After having complications with her initial surgery, Caitlyn had to go back in for round two. Finally healed, she was able to work out again for the first time. She remembers doing a quick circuit workout with co-workers and feeling like she wanted to do more. So she did! She jumped on a treadmill and ran six miles. For Caitlyn, six miles was obscene, she hated running and she had never ran anything more than required by her PT. She could breathe now, she felt great, and she didn’t want to stop.
This is when the switch flipped for Caitlyn. Suddenly, she was a runner! She began running anywhere from a half hour to an hour a day on the treadmill with her playlists she would make. Caitlyn bought a scale and began to watch the weight that was so easily gained, fall off. She hadn’t been so excited to watch her weight since her wrestling days. Only this time it wasn’t a “have to” it was all for her and it was for her health.
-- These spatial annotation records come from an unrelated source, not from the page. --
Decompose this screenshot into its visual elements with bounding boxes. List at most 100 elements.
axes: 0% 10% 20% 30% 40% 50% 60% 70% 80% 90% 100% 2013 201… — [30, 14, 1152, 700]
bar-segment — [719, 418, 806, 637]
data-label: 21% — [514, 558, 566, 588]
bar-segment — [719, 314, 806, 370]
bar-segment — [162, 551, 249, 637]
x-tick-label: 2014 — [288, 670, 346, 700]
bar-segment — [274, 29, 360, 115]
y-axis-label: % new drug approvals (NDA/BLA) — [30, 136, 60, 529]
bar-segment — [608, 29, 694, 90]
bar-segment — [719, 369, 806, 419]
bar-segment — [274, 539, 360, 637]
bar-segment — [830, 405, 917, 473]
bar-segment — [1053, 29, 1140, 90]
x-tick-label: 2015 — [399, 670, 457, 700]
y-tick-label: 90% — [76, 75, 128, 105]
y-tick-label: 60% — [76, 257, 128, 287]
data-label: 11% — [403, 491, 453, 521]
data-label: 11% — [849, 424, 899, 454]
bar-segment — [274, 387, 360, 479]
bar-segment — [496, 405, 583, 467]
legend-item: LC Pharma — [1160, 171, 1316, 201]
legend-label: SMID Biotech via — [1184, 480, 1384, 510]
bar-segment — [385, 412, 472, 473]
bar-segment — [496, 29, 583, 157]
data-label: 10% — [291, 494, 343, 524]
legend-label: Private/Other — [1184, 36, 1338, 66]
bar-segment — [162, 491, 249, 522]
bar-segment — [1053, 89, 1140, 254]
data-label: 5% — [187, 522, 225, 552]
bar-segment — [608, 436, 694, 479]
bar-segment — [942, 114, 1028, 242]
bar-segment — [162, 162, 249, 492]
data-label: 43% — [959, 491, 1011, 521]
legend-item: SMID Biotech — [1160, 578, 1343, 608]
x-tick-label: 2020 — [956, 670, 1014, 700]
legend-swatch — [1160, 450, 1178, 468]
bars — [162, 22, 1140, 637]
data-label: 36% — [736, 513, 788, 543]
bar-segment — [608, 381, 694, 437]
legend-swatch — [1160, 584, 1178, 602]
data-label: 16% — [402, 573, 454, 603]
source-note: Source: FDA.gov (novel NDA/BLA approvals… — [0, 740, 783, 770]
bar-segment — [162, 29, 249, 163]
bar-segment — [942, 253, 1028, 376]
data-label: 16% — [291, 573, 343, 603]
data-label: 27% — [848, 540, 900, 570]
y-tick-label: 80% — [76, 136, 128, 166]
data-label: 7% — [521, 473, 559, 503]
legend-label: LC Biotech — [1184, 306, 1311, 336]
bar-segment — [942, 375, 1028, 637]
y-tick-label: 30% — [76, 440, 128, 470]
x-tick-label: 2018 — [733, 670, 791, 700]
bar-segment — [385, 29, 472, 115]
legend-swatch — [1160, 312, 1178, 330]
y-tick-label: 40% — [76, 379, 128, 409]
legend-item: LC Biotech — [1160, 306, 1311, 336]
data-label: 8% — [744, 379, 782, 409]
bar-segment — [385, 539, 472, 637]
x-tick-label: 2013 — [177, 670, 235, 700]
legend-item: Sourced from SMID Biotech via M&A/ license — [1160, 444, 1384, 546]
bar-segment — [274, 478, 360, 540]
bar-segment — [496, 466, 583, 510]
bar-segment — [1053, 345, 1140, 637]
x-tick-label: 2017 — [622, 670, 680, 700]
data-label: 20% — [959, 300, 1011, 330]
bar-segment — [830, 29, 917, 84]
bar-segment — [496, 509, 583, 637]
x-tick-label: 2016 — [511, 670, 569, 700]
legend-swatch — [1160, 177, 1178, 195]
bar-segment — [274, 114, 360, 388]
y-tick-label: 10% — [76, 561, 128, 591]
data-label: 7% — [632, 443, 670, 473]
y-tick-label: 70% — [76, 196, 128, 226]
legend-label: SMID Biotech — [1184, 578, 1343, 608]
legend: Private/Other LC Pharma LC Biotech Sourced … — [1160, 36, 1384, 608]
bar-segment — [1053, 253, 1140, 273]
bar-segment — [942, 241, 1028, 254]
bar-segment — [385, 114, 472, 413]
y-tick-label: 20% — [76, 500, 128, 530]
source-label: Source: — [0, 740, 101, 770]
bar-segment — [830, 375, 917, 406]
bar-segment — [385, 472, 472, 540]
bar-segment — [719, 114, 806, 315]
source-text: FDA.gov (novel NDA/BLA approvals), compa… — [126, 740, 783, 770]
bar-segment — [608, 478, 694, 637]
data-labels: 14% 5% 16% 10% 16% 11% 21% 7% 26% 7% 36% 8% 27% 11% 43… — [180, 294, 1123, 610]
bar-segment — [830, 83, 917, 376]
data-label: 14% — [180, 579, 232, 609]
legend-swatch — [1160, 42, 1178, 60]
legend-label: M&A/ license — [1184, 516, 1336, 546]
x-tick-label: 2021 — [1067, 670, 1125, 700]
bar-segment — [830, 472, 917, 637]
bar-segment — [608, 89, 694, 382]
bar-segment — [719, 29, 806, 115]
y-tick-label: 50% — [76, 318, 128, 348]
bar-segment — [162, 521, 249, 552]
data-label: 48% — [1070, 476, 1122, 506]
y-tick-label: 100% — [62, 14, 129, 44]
The first obstacle race Caitlyn ran was the DC Spartan Race in 2014. Her and her best friend signed up with the expectation they would kick ass (they had become seasoned runners by now with several half marathons under their belts). They couldn’t have been more wrong! Both of them didn’t know much about Spartan races and the race drained everything they had. They had no idea how physically demanding the race would be and how ill prepared they were. It was too late to turn back though; they had already signed up to get their trifecta (Virginia Super and Carolina Beast). Caitlyn remembers thinking, “our training had to change quick”!
TRAINING PAYS OFF
After the Sprint, Caitlyn and her friend began doing Spartan workouts they found online (a mix of calisthenics and running). The Virginia Super was not far after their DC Sprint and the pair was determined to not feel as defeated. However, they knew little of the legacy that is the Virginia Super. Race day was a rainy day, which introduced them to the black diamond that is Wintergreen. The workouts had significantly helped them prepare for that day. Many people didn’t even finish the course, and although it was physically and emotionally exhausting—they managed to finish in less than five hours and the top 20% for their age group. The Carolina Beast was a breeze for the friends. Their Spartan training had paid off and their 2014 season had come to a successful end. Caitlyn already has her 2015 trifecta mapped out and she has met her half marathon time in less than two months!
HAND IN HAND
When asked whom she contributes her success to, Caitlyn said “my best friend Chey has helped me along the way. She has been my biggest motivator”. Caitlyn was responsible for kicking her own butt into gear the moment she took charge on the treadmill that day. Chey helped motivate her to sign up for her first half marathon. They also raced for their trifecta together, finishing every race hand in hand.
CURRENT WORKOUT PLAN
Caitlyn is currently training for a Spartan Race. She does a mix of calisthenics and running Monday thru Friday. Her workouts include sort treadmill runs between .5-1 mile per set and usually 4-6 sets. The calisthenics include push-ups, sit-ups, pull-ups, planks, crunches, squat jumps, mountain climbers, leg raises, oh and don’t forget the burpees! She likes to stick to a simple, but effective routine. When she isn’t training for a Spartan, she tries to run about 20+ miles per week. At her peak she was around 145- pounds, now she is around 105-106-pounds steadily.